Memory leak with Application Insights + asp .net core 3.1 + linux containers #1678

SidShetye · 2020-02-12T19:06:25Z

FYI, this is also being tracked by Azure support as case 119121121001290

Repro Steps

Please see via my personal repo here at for both the sample repo as well as the pre-built containers. Also note that the restricted way azure app service spawns containers prevents you from running dotnet dump on azure (issue with diagnostics team) so this is reproduced outside azure with the standard VS2019 asp.net core 3.1 template.

Actual Behavior

The user visible behavior is that Azure App Service recycles the container with the log entry

Stoping site <sitename> because it exceeded swap usage limits.

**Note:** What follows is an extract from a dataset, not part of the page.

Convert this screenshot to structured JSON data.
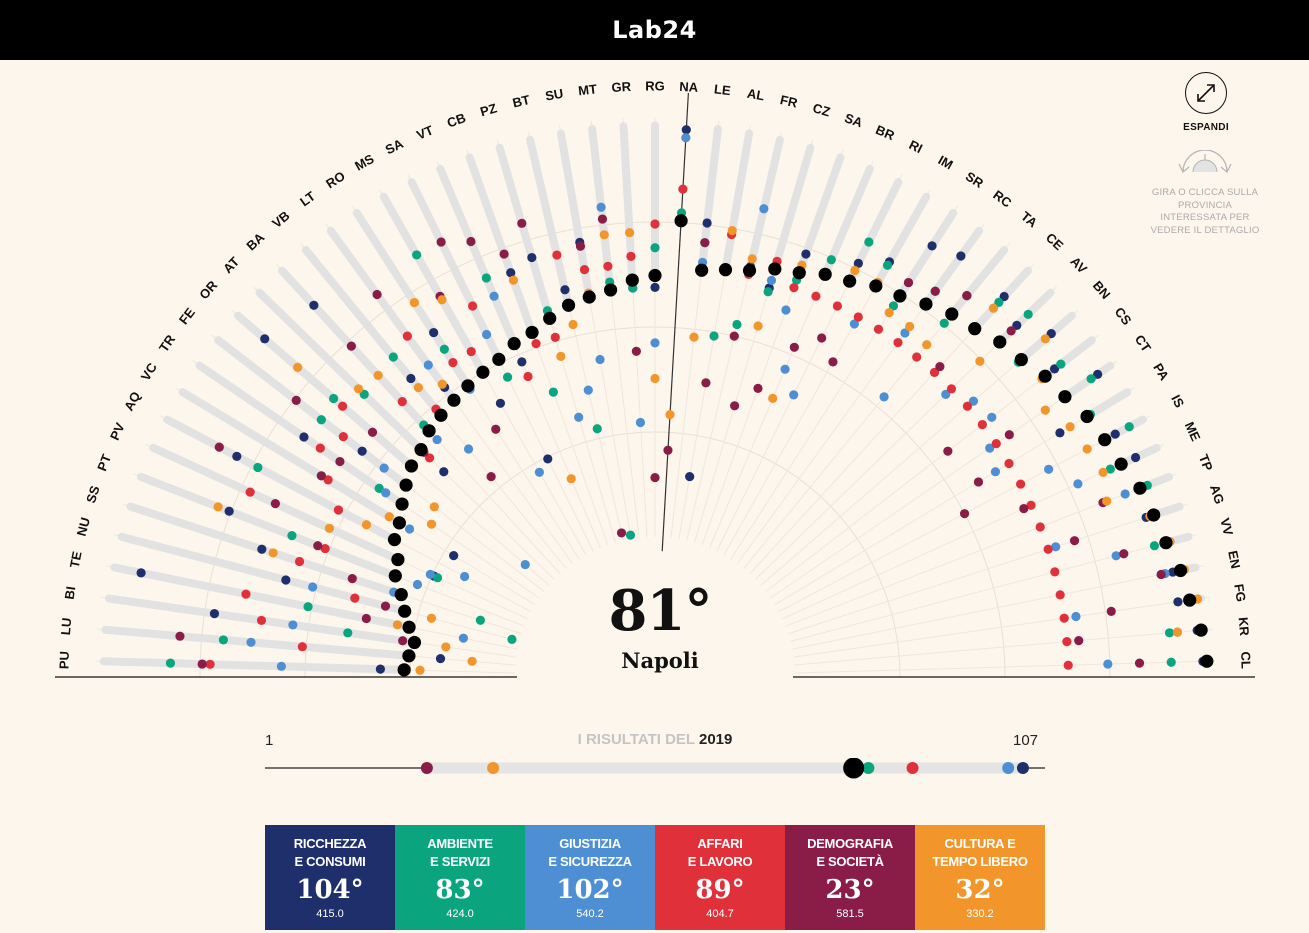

What happens under the hoods is that it takes between 1 to 4 days for the memory leak to exhaust about 1.5 GB memory. This is seen as high used and low available memory as see by the free -w -h linux tool (which uses the /proc/meminfo from container host).

              total        used        free      shared     buffers       cache   available
Mem:           1789        1258          81           5           8         441         378
Swap:             0           0           0

Eventually the container is killed (exit code 137, low memory).

Disabling Application Insights by not setting the APPINSIGHTS_INSTRUMENTATIONKEY environment variable prevents this leak.

Expected Behavior

No memory leak

Version Info

SDK Version :

  <ItemGroup>
    <PackageReference Include="Microsoft.ApplicationInsights.AspNetCore" Version="2.12.1" />
    <PackageReference Include="Microsoft.ApplicationInsights.Profiler.AspNetCore" Version="2.1.0-beta1" />
    <PackageReference Include="Microsoft.Extensions.Logging.ApplicationInsights" Version="2.12.1" />
  </ItemGroup>

.NET Version : .net core 3.1
How Application was onboarded with SDK: csproj integration
Hosting Info (IIS/Azure WebApps/ etc): Azure App Service Linux Containers as well as locally as simple linux containers

The text was updated successfully, but these errors were encountered:

pharring · 2020-02-13T17:33:36Z

@SidShetye For the purposes of elimination (or confirmation), please can you repeat the test, but without the "Profiler.AspNetCore" package?

SidShetye · 2020-02-13T19:39:03Z

We've spent a ton of time on this to date (see case 119121121001290 and it's master case) and can't really sponsor any additional time. Since we've have identified the product causing this and even have a repro repo, the idea is you (the vendor) debugs this this point on.

The leak could be from anywhere in Application Insights but what I can add from the top of my head is that we did see an almost 4x memory footprint with profiler enabled within just 30 seconds of launch (not in containers or in linux)

SidShetye · 2020-02-13T23:44:15Z

@pharring I should mention, the support case 119121121001290's secure file exchange areas has memory dumps of this situation. There is a reference dump a few minutes after starting and then 2 days when the memory consumption is 1.4 GB. The container eventually died after a total of 3 days of uptime where even a simple ps wouldn't fork.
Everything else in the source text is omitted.